A agência também é responsável pelo fornecimento do Certificado de Produto Brasileiro à obras nacionais e pelo registro das obras cinematográficas e videofonográficas que serão comercializadas em todos os segmentos de mercado.

Já o Conselho Superior de Cinema, que foi criado em 2001, é um órgão colegiado. Além da já citada formulação da política nacional do cinema, o conselho, composto por nove titulares e nove suplentes, também é responsável pela aprovação de diretrizes gerais para o desenvolvimento da indústria audiovisual, assim como o estímulo à presença do conteúdo brasileiro no mercado.

O Conselho é composto por representantes de diversos setores da indústria audiovisual nacional, por representantes da sociedade civil e por técnicos e dirigentes governamentais. É o presidente da república que nomeia os representantes da indústria audiovisual e da sociedade civil, tal como os seus suplentes, com um mandato de dois anos.

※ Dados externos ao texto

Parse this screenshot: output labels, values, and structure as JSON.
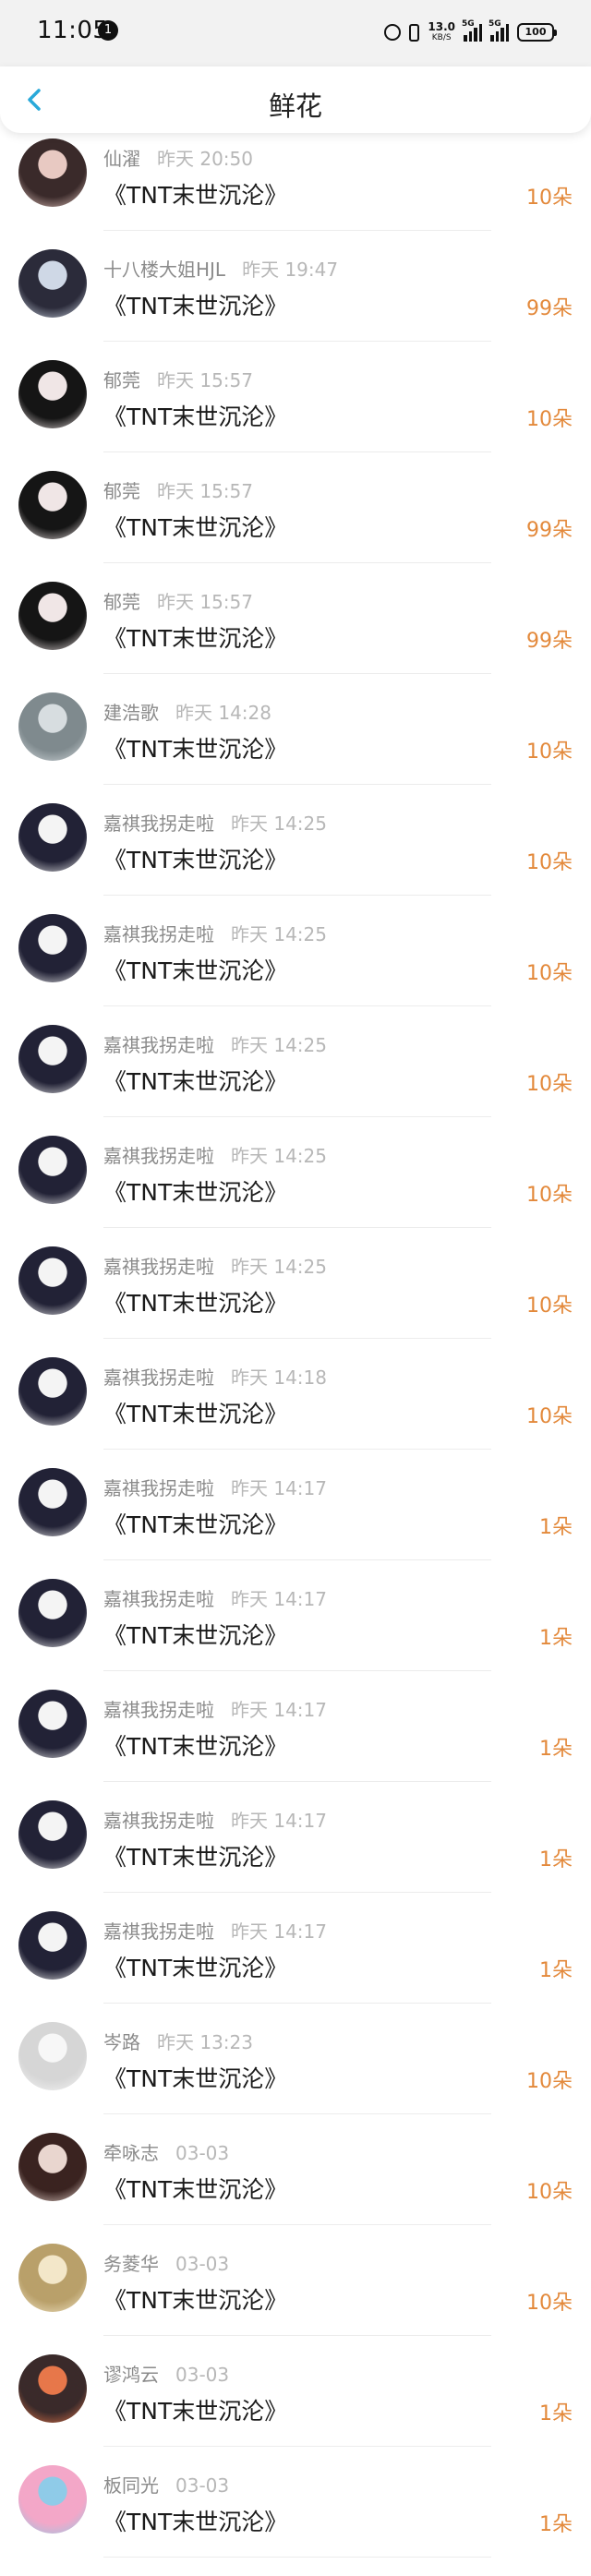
{
  "status_bar": {
    "time": "11:05",
    "notification_count": "1",
    "net_speed_value": "13.0",
    "net_speed_unit": "KB/S",
    "signal1_label": "5G",
    "signal2_label": "5G",
    "battery": "100"
  },
  "nav": {
    "title": "鲜花"
  },
  "colors": {
    "accent": "#29a9d9",
    "count": "#e3893b"
  },
  "rows": [
    {
      "name": "仙濯",
      "time": "昨天 20:50",
      "title": "《TNT末世沉沦》",
      "count": "10朵",
      "avatar_colors": [
        "#e8c9c2",
        "#3a2a2a"
      ]
    },
    {
      "name": "十八楼大姐HJL",
      "time": "昨天 19:47",
      "title": "《TNT末世沉沦》",
      "count": "99朵",
      "avatar_colors": [
        "#cfd8e6",
        "#2b2b3a"
      ]
    },
    {
      "name": "郁莞",
      "time": "昨天 15:57",
      "title": "《TNT末世沉沦》",
      "count": "10朵",
      "avatar_colors": [
        "#f0e6e6",
        "#151515"
      ]
    },
    {
      "name": "郁莞",
      "time": "昨天 15:57",
      "title": "《TNT末世沉沦》",
      "count": "99朵",
      "avatar_colors": [
        "#f0e6e6",
        "#151515"
      ]
    },
    {
      "name": "郁莞",
      "time": "昨天 15:57",
      "title": "《TNT末世沉沦》",
      "count": "99朵",
      "avatar_colors": [
        "#f0e6e6",
        "#151515"
      ]
    },
    {
      "name": "建浩歌",
      "time": "昨天 14:28",
      "title": "《TNT末世沉沦》",
      "count": "10朵",
      "avatar_colors": [
        "#d7dde0",
        "#7f8a8e"
      ]
    },
    {
      "name": "嘉祺我拐走啦",
      "time": "昨天 14:25",
      "title": "《TNT末世沉沦》",
      "count": "10朵",
      "avatar_colors": [
        "#f4f4f4",
        "#222236"
      ]
    },
    {
      "name": "嘉祺我拐走啦",
      "time": "昨天 14:25",
      "title": "《TNT末世沉沦》",
      "count": "10朵",
      "avatar_colors": [
        "#f4f4f4",
        "#222236"
      ]
    },
    {
      "name": "嘉祺我拐走啦",
      "time": "昨天 14:25",
      "title": "《TNT末世沉沦》",
      "count": "10朵",
      "avatar_colors": [
        "#f4f4f4",
        "#222236"
      ]
    },
    {
      "name": "嘉祺我拐走啦",
      "time": "昨天 14:25",
      "title": "《TNT末世沉沦》",
      "count": "10朵",
      "avatar_colors": [
        "#f4f4f4",
        "#222236"
      ]
    },
    {
      "name": "嘉祺我拐走啦",
      "time": "昨天 14:25",
      "title": "《TNT末世沉沦》",
      "count": "10朵",
      "avatar_colors": [
        "#f4f4f4",
        "#222236"
      ]
    },
    {
      "name": "嘉祺我拐走啦",
      "time": "昨天 14:18",
      "title": "《TNT末世沉沦》",
      "count": "10朵",
      "avatar_colors": [
        "#f4f4f4",
        "#222236"
      ]
    },
    {
      "name": "嘉祺我拐走啦",
      "time": "昨天 14:17",
      "title": "《TNT末世沉沦》",
      "count": "1朵",
      "avatar_colors": [
        "#f4f4f4",
        "#222236"
      ]
    },
    {
      "name": "嘉祺我拐走啦",
      "time": "昨天 14:17",
      "title": "《TNT末世沉沦》",
      "count": "1朵",
      "avatar_colors": [
        "#f4f4f4",
        "#222236"
      ]
    },
    {
      "name": "嘉祺我拐走啦",
      "time": "昨天 14:17",
      "title": "《TNT末世沉沦》",
      "count": "1朵",
      "avatar_colors": [
        "#f4f4f4",
        "#222236"
      ]
    },
    {
      "name": "嘉祺我拐走啦",
      "time": "昨天 14:17",
      "title": "《TNT末世沉沦》",
      "count": "1朵",
      "avatar_colors": [
        "#f4f4f4",
        "#222236"
      ]
    },
    {
      "name": "嘉祺我拐走啦",
      "time": "昨天 14:17",
      "title": "《TNT末世沉沦》",
      "count": "1朵",
      "avatar_colors": [
        "#f4f4f4",
        "#222236"
      ]
    },
    {
      "name": "岑路",
      "time": "昨天 13:23",
      "title": "《TNT末世沉沦》",
      "count": "10朵",
      "avatar_colors": [
        "#f7f7f7",
        "#d6d6d6"
      ]
    },
    {
      "name": "牵咏志",
      "time": "03-03",
      "title": "《TNT末世沉沦》",
      "count": "10朵",
      "avatar_colors": [
        "#e9d6cf",
        "#3a2320"
      ]
    },
    {
      "name": "务菱华",
      "time": "03-03",
      "title": "《TNT末世沉沦》",
      "count": "10朵",
      "avatar_colors": [
        "#f3e7c9",
        "#b9a06a"
      ]
    },
    {
      "name": "谬鸿云",
      "time": "03-03",
      "title": "《TNT末世沉沦》",
      "count": "1朵",
      "avatar_colors": [
        "#e7774a",
        "#3a2a2a"
      ]
    },
    {
      "name": "板同光",
      "time": "03-03",
      "title": "《TNT末世沉沦》",
      "count": "1朵",
      "avatar_colors": [
        "#8fcbe8",
        "#f3a7c8"
      ]
    }
  ]
}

Pela fala do presidente, ficou claro a intenção de Bolsonaro de interferir na escolha dos filmes incentivados pelo órgão. Para ele, o Brasil não pode mais financiar com dinheiro público filmes como o da Bruna Surfistinha, produção de 2011 que narra a história de uma garota de programa.

O discurso de Boslonaro não tenta sequer disfarçar sua intenção de controlar o que o brasileiro vê, da mesma forma que pretende controlar o que o brasileiro aprende, com sua introdução fascista da escola com fascismo e militarização das escolas. É a volta da censura nas artes visuais. Em breve, voltarão as produções estrangeiras com bolinhas pretas poluindo as cenas consideradas impróprias pelos militares moralistas hipócritas.